The crime scene on Capitol Hill was unusual and unprecedented in size, in many ways due to the way surveillance and police cameras captured dozens of angles of the Capitol attack, and because online bragging messages from riot participants gave prosecutors several terabytes of evidence. .

Early on, the FBI opened its whistleblower lines and posted photos of prominent attackers, immediately triggering a flood of denunciations from average citizens in the form of family, friends and strangers. . A loose group of online detectives, dubbed Sedition Hunters, have organized themselves to take down released footage to help identify dozens of suspected rioters. Their work, which has at times been faster than that of the FBI, has been praised by prosecutors who have credited their work in the criminal indictment documents.

Laborious pace of the riot court

Garland’s approach to the Jan. 6 inquiry appears to mimic the laborious pace of the court – which may seem reasonable to the longtime federal judge, but which largely precludes the general public from attending much of the trial. ‘investigation outside of court proceedings and documents. So far, more than 160 federal defendants have pleaded guilty, all but 20 so far pleading guilty to petty offenses – leaving the bulk of felony cases in court in 2022.

About 70 defendants were sentenced, either to probation or to stays in house arrest or in prison. Many felony defendants potentially consider years in prison if found guilty.

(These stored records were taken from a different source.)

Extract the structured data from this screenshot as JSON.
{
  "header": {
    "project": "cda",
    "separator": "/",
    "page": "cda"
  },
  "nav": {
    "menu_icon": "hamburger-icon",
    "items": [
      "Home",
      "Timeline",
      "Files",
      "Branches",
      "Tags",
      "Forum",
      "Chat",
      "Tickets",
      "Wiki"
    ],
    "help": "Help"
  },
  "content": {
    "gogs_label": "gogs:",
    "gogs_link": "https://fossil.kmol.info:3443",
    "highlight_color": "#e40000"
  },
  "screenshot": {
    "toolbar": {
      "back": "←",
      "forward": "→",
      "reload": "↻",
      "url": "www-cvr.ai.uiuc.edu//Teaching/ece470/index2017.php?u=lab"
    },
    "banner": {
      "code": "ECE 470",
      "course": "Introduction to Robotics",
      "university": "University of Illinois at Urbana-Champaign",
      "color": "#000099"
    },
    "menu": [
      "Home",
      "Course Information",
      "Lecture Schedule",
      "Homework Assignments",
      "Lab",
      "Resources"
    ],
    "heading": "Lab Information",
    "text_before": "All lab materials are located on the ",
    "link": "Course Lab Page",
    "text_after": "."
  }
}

The first criminal trials on January 6 are scheduled to begin in February. During these multi-day proceedings, prosecutors will need to provide more visibility into the extent of the communications data, videos and other evidence they collected in what has become the largest federal investigation in history. American.

Sometimes the lawsuits have already connected January 6 investigators to the phone logs of members of Congress and a vast network of MAGA celebrities, such as Roger Stone and Sidney Powell, in contact with people around Trump’s White House until ‘to January 6. .

But the Justice Department tightening the screws on Trump’s closest contacts may be far away, if he is prosecuted. Prosecutors will not stand trial for months on major conspiracy indictments against alleged right-wing Proud Boys leaders who stormed the Capitol through a window and participants in a group of Oath Keepers. In the latter case, with 17 defendants awaiting trial, some are accused of laying down arms outside town on January 6, others say they were acting as security for VIPs, and d Other defendants zoomed in a golf cart to Capitol Hill while coordinating their group during the attack, prosecutors said.

So far, four Oath Keepers defendants have pleaded guilty and appear to be cooperating with prosecutors. And while lawyers for the Proud Boys have whispered for months about witness cooperation and how prosecutors pressured some of them to cooperate, the first known Proud Boys member to be charged The plot didn’t change until the last few weeks of 2021.